Trinkwasser in Emsdetten: Bürger in Sorge

Trinkwasser in Emsdetten gefährdet

Die Massentierhaltung und nicht zuletzt das Düngen der Felder mit Gülle wird zum Problem für die Qualität des Trinkwasser in Emsdetten. Diese Ansicht teilen Experten schon länger. In Emsdetten im Kreis Steinfurt stehen sich nun Stadtwerkebetreiber und Landwirte mit sehr unterschiedlichen Ansichten zu diesem Thema gegenüber.

Noch sind die Nitratwerte im Trinkwasser in Emsdetten und Umland, das durch die Stadtwerke Emsdetten an etwa 70 000 Verbraucher geliefert wird, nicht im bedenklichen Bereich. Doch in Emsdetten machen sich die Betreiber Sorgen, ob die geltenden Grenzwerte der Trinkwasserverordnung noch lange eingehalten werden können. Grund für die Verschlechterung der Wasserqualität in Emsdetten und den umliegenden Gemeinden sei insbesondere die ausfuhr von Gülle auf den Feldern.

Trinkwasser in Emsdetten: Grund für hohen Durchschnitts-Nitratwert gesucht

Die Vertreter des Westfälisch-Lippischen Landwirtschaftsverbandes (WLV) sehen das ganz anders. Während einer Diskussionsrunde wird von Seiten des Kreisvorsitzenden klargestellt, dass der hohe Nitratwert insbesondere auf die „Messstellenproblematik“ im Kreis zurückzuführen sei. Die Landwirte im Kreis arbeiten „wassersensibel“ und außerdem würden die Grundwasserkörper schließlich erst nach mehreren Jahrzehnten Vorlaufzeit reagieren. Demnach sei die sogenannte Wasserkooperation zwischen Wasserwerken und Landwirten der „richtige Weg“. Doch auch dieser Weg zählt zu den Streitthemen in Sachen Trinkwasser. Laut Vertreter des BUND sei die Massentierhaltung und ihre Folgen ganz klar eine Hauptursache für den steigenden Nitratwert im Grundwasser in Emsdetten und Umland.

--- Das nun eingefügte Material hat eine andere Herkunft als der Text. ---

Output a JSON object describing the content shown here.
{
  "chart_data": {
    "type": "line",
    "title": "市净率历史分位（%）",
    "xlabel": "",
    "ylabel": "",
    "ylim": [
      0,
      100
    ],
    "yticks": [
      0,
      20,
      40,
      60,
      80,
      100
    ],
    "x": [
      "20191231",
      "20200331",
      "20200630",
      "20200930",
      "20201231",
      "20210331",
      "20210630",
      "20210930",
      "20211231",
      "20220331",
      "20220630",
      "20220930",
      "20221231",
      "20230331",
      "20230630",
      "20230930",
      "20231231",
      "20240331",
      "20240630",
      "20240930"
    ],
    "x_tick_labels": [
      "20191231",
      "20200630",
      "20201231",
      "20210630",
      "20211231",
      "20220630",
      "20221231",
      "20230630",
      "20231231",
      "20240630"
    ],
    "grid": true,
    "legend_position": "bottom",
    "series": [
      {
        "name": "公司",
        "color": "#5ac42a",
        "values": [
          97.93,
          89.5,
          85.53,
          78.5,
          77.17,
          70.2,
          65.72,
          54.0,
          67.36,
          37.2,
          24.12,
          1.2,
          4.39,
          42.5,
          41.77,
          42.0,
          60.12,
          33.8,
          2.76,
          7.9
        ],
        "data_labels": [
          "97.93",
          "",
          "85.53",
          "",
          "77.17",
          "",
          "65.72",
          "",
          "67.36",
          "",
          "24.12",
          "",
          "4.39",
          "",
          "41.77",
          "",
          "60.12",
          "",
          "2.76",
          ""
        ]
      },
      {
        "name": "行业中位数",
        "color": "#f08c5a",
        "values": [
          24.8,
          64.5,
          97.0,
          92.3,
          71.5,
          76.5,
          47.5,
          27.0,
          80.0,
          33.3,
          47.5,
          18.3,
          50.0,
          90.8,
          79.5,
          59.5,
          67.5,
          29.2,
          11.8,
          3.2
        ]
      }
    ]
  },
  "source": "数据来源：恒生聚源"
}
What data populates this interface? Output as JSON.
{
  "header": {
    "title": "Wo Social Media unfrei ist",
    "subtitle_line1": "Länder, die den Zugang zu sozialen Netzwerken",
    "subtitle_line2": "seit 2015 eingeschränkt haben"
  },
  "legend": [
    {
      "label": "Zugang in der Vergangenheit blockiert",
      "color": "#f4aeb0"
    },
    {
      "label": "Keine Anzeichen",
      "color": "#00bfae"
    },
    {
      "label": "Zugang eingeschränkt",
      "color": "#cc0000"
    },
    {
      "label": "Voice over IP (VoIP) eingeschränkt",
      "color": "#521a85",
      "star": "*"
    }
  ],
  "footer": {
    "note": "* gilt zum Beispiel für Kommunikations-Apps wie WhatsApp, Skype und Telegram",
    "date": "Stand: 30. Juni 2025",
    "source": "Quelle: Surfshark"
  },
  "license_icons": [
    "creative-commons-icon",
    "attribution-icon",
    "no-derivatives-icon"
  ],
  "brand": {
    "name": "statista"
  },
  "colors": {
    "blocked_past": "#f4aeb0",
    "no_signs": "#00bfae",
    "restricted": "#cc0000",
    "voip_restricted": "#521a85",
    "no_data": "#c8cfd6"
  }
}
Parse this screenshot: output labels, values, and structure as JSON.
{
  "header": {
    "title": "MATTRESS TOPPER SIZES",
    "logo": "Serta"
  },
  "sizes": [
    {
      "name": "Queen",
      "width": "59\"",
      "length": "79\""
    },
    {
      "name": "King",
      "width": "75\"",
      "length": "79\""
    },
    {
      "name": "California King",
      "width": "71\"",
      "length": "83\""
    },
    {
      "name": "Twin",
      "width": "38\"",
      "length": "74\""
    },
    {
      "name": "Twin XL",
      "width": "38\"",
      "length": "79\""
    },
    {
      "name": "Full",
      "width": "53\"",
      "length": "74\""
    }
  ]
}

Doch gleichzeitig stehen auch die Klärwerke und Wasserversorger im Kreuzfeuer: Auch hier soll durch die Kläranlagen Nitrat in den Boden eingebracht werden.

Mehr als zwei Stunden dauerte die zum Teil hitzige Diskussion um das Trinkwasser in Emsdetten, die sowohl auf dem Rücken der Bauern als auch der Wasserwerke und nicht zuletzt der Politik ausgetragen wurde. Am Ende steht, was am Anfang stand: die Einigung auf Kooperation von Wasserwerken und Landwirten, die Massentierhaltung im Kreuzfeuer und eine Lösung für den stetig steigenden Nitratwert im Trinkwasser in Emsdetten in weiter Ferne.